Parkmead Acquires Kempstone Hill: Can Small Energy Corporations Benefit from entering the Highly Concentrated Renewables Energy Market?

On 1st February 2022, oil and gas group Parkmead announced their acquisition of wind farm owner Kempstone Hill for a price of 3.29 million GBP. The deal adds a 1.5-megawatt (MW) Scotland-based onshore wind farm to Parkmead’s portfolio. This transaction will be completed through a 990,000 GBP loan. Parkmead said the acquisition will help it to build “a robust and balanced European energy business”, and the board is “actively looking to further enhance in cleaner and renewable energies”.

The Aberdeen-based small/medium sized enterprise focuses on providing energy to the British and Dutch National Grids. Within this, they hold a selection of assets in the supply development stages of the oil and gas asset life cycle. They are listed on the Alternative Investment Market of the London Stock Exchange. The group has a portfolio that consists of four gas fields in the Netherlands, and it retains oil licenses in the UK North Sea which span 26 exploration and production blocks. This deal is Parkmead’s first foray into renewable energy production for the UK National Grid.

Kempstone Hill Wind Energy Limited are an owner-run renewable energy developer with capabilities of generating 1.5 megawatts (MW) of wind energy through their onshore wind farm. This is equivalent to the amount of energy needed to power 1000 homes. This deal, albeit modest in size, is particularly notable because small hydrocarbon firms tend to not to enter the highly concentrated, and to some extent monopolistic, market of renewable energy. In the wind power generation market, corporations such as Ecotricity have established themselves as market leaders with their UK portfolio consisting of 25 wind parks and over 70 wind turbines which enable a capacity of 90 MW, enough to power over 200,000 customers.

In the wind energy market, the key players tend to fit the mould of either traditional energy companies that have specialised solely on the development of renewable energy resources from their inception (like Vestas Wind Systems and Ecotricity) or companies with well funded and established renewable energy sectors (like EDF Renewables and Siemens Gamesa Renewables). In the latter case, the major incentive behind a transition to renewables has come from mounting pressure due to social reform about environmental issues and new government legislation like the UK’s 2050 Net Zero goals.

Smaller energy developers often slip under the radar of these, so generally have not transitioned to renewables. Another disincentive for the transition to renewables for smaller companies is that they have to overcome the significant costs needed to establish renewable energy sites. These will have a disproportionate effect on corporations of their magnitude.
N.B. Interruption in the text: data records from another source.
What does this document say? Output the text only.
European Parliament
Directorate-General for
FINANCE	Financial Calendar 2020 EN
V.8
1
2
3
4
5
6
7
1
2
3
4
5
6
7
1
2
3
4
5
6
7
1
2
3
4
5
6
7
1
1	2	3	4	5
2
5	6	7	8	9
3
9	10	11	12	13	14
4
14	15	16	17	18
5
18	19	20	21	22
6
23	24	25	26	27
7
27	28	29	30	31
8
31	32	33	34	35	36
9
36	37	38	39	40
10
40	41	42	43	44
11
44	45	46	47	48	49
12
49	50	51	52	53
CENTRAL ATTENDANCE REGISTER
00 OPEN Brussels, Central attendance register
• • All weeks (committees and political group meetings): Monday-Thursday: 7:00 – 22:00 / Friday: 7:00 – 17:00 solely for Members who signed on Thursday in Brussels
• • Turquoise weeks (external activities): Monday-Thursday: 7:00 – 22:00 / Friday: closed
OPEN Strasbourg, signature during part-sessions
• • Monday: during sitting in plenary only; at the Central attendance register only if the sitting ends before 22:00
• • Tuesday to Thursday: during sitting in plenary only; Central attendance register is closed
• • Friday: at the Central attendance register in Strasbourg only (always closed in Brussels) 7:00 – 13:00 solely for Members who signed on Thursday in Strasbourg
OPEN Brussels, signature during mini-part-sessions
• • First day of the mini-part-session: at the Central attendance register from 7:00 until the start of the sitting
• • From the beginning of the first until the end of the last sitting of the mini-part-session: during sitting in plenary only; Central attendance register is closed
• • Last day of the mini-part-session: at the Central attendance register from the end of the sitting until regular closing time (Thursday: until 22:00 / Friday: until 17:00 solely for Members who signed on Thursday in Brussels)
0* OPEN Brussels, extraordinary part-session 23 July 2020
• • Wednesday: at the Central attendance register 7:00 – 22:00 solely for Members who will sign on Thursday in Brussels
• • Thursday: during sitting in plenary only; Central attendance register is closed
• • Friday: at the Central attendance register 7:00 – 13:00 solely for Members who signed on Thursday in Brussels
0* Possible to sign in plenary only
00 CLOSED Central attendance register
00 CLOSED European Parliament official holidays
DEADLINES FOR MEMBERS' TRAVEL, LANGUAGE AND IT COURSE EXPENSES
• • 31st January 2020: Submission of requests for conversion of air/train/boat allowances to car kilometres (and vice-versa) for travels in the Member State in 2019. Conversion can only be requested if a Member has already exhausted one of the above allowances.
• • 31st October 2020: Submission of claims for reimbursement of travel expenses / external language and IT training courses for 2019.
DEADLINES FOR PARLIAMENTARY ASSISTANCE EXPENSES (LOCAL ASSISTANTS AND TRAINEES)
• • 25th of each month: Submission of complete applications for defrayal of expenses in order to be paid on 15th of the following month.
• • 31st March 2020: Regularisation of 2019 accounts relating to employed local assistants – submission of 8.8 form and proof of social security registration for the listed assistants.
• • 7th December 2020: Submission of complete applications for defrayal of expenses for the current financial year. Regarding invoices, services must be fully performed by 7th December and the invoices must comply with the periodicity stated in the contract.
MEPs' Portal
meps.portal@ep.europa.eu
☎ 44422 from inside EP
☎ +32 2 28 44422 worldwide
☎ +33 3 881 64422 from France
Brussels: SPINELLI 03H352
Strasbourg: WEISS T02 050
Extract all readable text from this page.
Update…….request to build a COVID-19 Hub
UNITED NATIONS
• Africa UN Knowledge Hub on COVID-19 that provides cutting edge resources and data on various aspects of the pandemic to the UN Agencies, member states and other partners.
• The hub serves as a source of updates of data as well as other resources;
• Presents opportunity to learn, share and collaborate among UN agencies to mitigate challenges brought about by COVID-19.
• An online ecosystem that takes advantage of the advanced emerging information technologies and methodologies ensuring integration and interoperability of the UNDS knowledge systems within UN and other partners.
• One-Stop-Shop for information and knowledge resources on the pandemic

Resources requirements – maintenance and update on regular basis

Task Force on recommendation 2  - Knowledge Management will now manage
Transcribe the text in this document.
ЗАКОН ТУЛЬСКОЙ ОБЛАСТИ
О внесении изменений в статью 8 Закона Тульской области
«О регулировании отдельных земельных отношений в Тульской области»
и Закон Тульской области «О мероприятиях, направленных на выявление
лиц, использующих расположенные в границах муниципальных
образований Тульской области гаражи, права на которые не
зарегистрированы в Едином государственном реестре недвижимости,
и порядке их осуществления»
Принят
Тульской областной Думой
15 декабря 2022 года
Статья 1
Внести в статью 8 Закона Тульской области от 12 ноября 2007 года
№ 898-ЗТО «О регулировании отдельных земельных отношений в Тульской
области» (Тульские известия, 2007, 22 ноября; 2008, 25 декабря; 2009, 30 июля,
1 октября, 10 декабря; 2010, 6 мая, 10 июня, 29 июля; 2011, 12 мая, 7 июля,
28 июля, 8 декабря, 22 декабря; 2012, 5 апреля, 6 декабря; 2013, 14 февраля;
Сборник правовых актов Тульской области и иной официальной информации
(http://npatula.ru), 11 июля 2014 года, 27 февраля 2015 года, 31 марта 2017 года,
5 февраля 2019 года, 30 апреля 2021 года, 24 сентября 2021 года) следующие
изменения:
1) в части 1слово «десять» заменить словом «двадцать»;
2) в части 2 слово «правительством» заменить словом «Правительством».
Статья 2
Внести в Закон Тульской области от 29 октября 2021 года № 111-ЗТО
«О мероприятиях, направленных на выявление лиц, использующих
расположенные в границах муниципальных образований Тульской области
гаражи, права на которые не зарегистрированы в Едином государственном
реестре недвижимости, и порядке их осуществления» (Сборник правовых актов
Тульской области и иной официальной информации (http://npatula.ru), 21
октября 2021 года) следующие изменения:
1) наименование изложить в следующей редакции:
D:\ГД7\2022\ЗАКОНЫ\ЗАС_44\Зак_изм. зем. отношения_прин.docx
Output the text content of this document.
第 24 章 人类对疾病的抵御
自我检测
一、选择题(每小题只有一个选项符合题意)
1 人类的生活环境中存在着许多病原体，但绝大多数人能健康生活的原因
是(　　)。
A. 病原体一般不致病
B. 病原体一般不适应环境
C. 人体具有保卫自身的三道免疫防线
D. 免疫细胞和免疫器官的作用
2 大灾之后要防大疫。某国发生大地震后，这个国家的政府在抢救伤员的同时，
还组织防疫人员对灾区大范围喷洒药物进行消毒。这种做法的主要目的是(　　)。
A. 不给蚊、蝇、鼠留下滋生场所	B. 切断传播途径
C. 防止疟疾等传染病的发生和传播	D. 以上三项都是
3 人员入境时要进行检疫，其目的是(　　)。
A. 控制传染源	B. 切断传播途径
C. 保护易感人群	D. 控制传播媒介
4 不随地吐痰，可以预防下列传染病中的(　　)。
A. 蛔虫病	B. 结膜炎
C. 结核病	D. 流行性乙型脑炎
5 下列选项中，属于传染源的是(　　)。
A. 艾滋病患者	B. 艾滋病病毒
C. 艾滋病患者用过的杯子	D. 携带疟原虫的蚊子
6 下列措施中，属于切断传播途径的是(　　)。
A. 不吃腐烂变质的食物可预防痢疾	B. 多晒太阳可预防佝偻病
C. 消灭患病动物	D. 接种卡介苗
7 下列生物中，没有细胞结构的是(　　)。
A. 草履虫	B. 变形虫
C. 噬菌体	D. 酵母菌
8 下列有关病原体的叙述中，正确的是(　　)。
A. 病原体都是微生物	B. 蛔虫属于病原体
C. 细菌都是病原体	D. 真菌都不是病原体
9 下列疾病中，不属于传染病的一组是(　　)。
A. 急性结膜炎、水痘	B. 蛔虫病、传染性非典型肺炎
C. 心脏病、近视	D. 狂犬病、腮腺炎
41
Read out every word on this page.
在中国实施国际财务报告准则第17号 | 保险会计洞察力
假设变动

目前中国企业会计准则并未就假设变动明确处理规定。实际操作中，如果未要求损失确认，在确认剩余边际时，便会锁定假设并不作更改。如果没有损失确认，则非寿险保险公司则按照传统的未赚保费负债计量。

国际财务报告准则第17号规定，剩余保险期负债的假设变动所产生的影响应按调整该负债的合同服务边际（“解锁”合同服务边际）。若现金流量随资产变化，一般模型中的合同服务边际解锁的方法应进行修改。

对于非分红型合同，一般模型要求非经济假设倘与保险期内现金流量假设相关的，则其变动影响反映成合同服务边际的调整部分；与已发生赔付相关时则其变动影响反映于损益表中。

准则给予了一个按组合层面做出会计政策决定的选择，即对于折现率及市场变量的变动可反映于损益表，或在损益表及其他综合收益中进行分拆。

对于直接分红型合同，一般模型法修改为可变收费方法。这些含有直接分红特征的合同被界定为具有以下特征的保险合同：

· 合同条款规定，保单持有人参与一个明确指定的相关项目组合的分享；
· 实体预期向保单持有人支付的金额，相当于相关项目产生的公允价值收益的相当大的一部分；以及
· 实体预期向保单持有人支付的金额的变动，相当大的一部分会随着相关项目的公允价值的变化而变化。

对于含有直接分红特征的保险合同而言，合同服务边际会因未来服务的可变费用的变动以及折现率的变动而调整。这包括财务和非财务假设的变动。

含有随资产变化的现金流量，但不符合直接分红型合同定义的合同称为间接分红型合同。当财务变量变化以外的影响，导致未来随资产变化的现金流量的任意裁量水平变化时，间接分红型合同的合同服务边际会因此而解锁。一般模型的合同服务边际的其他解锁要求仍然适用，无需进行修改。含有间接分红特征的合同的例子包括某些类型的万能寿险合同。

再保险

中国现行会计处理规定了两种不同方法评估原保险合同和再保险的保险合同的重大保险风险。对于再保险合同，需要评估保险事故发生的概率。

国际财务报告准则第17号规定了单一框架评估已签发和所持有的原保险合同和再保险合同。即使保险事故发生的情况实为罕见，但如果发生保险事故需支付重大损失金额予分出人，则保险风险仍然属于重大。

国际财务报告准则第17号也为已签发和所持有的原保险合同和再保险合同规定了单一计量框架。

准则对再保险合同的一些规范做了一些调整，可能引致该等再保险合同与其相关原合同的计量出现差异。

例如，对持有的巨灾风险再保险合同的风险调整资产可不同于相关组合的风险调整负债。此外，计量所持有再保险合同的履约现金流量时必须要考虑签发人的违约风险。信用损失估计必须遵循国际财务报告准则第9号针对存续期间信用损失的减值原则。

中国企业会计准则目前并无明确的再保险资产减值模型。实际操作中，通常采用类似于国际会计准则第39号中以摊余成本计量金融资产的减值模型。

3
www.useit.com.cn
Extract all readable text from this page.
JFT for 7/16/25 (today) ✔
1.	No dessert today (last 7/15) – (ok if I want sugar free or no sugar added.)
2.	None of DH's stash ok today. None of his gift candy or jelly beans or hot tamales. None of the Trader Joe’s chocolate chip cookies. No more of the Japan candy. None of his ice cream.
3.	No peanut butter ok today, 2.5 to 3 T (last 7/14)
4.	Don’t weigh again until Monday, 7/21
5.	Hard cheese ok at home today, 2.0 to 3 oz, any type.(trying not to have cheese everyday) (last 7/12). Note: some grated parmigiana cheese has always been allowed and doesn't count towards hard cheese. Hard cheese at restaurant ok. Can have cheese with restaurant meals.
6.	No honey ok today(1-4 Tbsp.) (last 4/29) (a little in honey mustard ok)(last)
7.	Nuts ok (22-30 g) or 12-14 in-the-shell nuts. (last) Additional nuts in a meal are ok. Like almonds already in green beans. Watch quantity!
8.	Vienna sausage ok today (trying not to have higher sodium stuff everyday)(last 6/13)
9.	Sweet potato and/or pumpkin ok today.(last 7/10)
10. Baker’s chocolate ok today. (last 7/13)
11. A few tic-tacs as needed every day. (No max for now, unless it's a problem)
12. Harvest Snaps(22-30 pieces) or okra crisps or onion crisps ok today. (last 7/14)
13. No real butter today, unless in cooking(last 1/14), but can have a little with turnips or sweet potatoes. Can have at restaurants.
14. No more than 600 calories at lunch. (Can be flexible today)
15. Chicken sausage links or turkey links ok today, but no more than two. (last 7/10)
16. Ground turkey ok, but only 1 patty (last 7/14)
Furthermore, investment into renewables does not ensure a reliable yield of energy when demand changes.

On a macroscopic level, the implications of this deal on the energy market may seem insignificant. However, in this case, the small scale of power produced by this farm is advantageous for Parkmead. Prior to the acquisition, Kempstone Hill were able to register the wind farm on the Feed-in Tariff scheme. This is a government policy introduced in April 2010, designed to promote the uptake of renewable and low-carbon electricity generation technologies for small energy developers with a capacity of up to 5MW. The tariff means that the National Grid will pay Parkmead a higher rate for the electricity than larger corporations will receive. In the financial year up to 30th September 2021, the wind farm generated nearly 400,000 GBP in revenue.

Another advantage of this deal is that it will provide “another revenue generating asset to Parkmead, which has long-life and a very steady stream of cash flow”, according to Parkmead’s chief executive, Tom Cross. The deal will provide Parkmead with exposure to the rising wholesale electricity prices. Shell reported on 7th October 2021 that the price of wholesale energy had increased fivefold since July 2020. This drastic rise is a result of the record low levels of gas stored both in Britain and Continental Europe. This shortage has impacted the price of energy from every source, even renewable. This is an extremely lucrative prospect for Parkmead, because the value of their electricity output is far greater.

The acquisition will have a relatively small impact on the renewable energy market overall, but it will provide Parkmead with a profitable asset that will produce consistent cash flow through this tumultuous period for non-renewable energy. Furthermore, the fact that a small oil and gas company is expanding into renewable energy resources, without the external pressures that large corporations face to do so, bodes well for the sustainable movement as a whole and domestically for the 2050 Net Zero goals set by the British Government.